Con todo, su visión del mundo sigue siendo la de un americano... y espantará a más de un progresista de la vieja Europa por su férrea defensa de valores como la familia, la religiosidad, el patriotismo, el trabajo y el esfuerzo individual. No es de extrañar que en más de una ocasión defienda el gobierno limitado y el capitalismo, aunque les pone ciertos reparos que, en estos tiempos de crisis económica, podrían desembocar en medidas intervencionistas que no harían más que agravarla.
Para Obama, el problema no es tanto el gasto, que en ningún caso debe ser exagerado ni cebarse con el sufrido contribuyente, sino cómo debe invertirse el presupuesto federal. De esta forma, invierte la célebre máxima de Reagan: "el gobierno no es la solución, sino el problema", y se ofrece como salvador para enmendar los errores que otros han cometido, pero no especifica por qué deberíamos depositar nuestras esperanzas en él y no en otros.

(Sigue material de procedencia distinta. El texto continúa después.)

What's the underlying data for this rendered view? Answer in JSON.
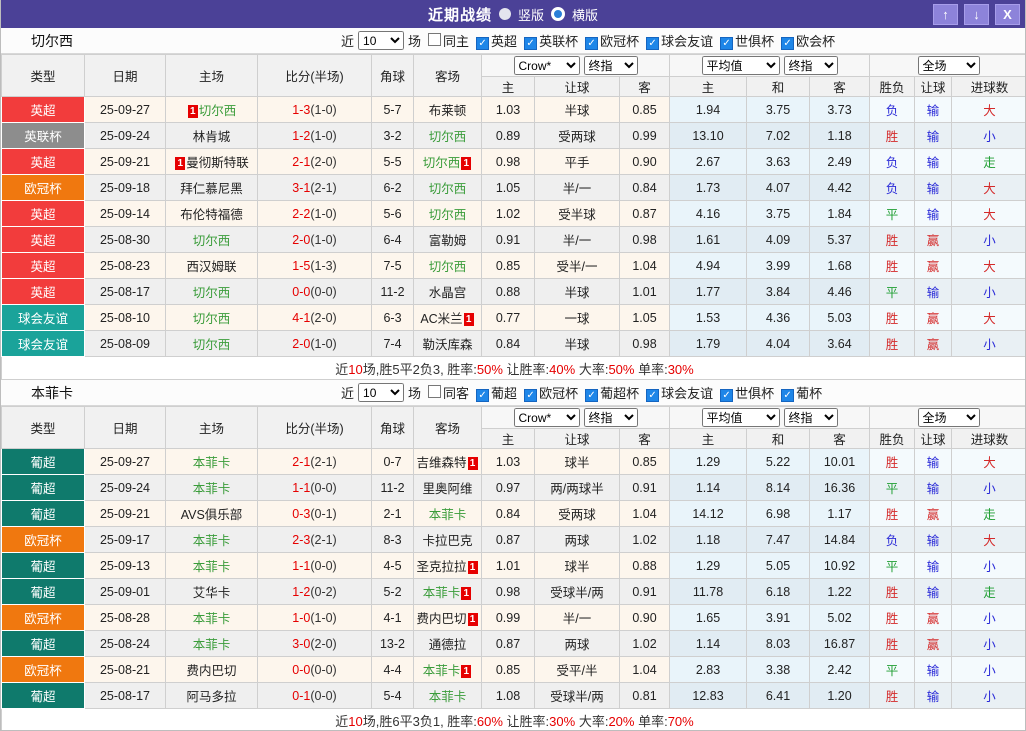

Otra de las razones para desconfiar del nuevo presidente la encontramos en sus referentes políticos. Mientras que no faltan en estas páginas críticas a George W. Bush y a Ronald Reagan, son abundantes los elogios a Jimmy Carter, a Franklin Delano Roosvelt y a Clinton, cuyas políticas describe como "claramente progresistas, aunque con objetivos modestos". Es aquí donde su espíritu moderado, del que tanto hace gala en sus discursos y también en este libro, queda eclipsado por su yo progresista: en este punto, conviene no olvidar que Obama ha sido el miembro más progre del Senado.
Cuando el lector ávido de respuestas pase la última página de La audacia de la esperanza concluirá que pocas de sus dudas han quedado resueltas, mientras que los adictos a la obamamanía verán colmadas sus expectativas. Sólo el tiempo aclarará si el 44º presidente de EEUU será capaz de restaurar el sueño americano.